As part of a broader strategy to realign the company’s operations, Google announced on Tuesday that it would spin off the company’s self-driving car unit. The new company will be called Waymo and the move is viewed as a signal that the underlying technology has moved beyond the development stage.
The announcement coincides with news that Uber was expanding its test of their autonomous delivery service from Pittsburg to San Francisco. These moves are an indication of the hundreds of billions of dollars which are at stake in the race to develop commercially viable driverless vehicles.
Google, who was once viewed as the leader in developing technology in this space, has lost ground in recent years to a several companies who have been able to bring autonomous vehicles to the market. This group includes companies such as Uber and Tesla, as well as several automakers who have integrated features of driverless cars into latest models.

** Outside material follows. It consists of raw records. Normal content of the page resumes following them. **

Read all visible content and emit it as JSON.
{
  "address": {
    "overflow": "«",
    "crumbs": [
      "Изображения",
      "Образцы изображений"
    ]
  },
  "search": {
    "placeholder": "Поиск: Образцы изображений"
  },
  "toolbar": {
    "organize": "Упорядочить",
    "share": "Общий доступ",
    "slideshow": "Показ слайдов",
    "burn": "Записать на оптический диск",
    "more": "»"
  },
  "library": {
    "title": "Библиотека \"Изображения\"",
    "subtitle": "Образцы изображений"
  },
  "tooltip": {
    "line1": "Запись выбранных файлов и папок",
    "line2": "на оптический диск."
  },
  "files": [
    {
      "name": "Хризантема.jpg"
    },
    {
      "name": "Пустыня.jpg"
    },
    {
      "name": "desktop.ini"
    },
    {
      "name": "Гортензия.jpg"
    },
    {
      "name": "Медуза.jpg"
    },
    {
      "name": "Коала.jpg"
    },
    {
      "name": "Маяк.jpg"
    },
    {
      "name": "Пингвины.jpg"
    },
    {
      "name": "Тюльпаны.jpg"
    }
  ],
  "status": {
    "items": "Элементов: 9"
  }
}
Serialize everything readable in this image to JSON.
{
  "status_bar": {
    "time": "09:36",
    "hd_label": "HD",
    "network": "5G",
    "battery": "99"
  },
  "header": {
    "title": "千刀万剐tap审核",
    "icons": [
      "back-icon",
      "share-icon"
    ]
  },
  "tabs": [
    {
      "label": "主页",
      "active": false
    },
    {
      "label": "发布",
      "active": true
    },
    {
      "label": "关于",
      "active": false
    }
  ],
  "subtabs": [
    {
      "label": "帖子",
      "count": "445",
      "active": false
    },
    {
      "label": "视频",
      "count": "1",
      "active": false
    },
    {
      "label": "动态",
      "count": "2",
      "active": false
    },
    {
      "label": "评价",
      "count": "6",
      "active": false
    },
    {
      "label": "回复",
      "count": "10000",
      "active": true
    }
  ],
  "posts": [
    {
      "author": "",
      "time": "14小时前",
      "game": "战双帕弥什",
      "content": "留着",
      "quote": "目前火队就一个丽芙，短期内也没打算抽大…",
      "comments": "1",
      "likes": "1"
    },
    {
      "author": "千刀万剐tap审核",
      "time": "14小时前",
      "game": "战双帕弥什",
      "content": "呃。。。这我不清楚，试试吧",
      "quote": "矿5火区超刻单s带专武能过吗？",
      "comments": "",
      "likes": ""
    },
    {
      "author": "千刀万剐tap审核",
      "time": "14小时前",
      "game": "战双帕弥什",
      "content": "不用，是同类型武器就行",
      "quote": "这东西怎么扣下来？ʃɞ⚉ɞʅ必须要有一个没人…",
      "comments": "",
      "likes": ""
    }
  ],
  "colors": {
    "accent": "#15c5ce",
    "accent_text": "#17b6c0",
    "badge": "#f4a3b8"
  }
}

The Department of Transportation has also set aside nearly $160 million in grants for its smart city initiative – a big part of which is dedicated to mobility solutions. This has also drawn companies such as IBM, Intel, and GE into the space. While these companies are not developing their own autonomous vehicles, their technologies will help to power the driverless roadways of the future.
Adding to the competition is Ford CEO, Mark Fields, who recently told Bloomberg that the company is ‘dedicated to putting autonomous vehicles on the road for millions of people, not just those who can afford luxury cars.’ In doing so, companies like Ford and Google will be at the forefront of the biggest disruption to transportation since the car was introduced more than 120 years ago.
The spin-off allows Google parent Alphabet to position the car unit as a technology service provider to automakers and ridesharing services. This could include Uber competitor Lyft as well as public bus services. Another potential application would be long-haul trucking as autonomous vehicles would help to address driver shortages and safety concerns in the industry.
Since its inception in 2009, Google’s self-driving cars have logged more than 2.3 million miles. Last year the company completed the world’s first completely driverless test when the vehicle helped a blind passenger navigate public roads in Austin, Texas.
According to sources, Waymo will remain a privately-held company under the Alphabet umbrella for the time being. However, industry insiders speculate that rapid success could lead the company to IPO the Waymo unit as a separate entity.
Share of Google parent company Alphabet were trending up in pre-market trading on Tuesday.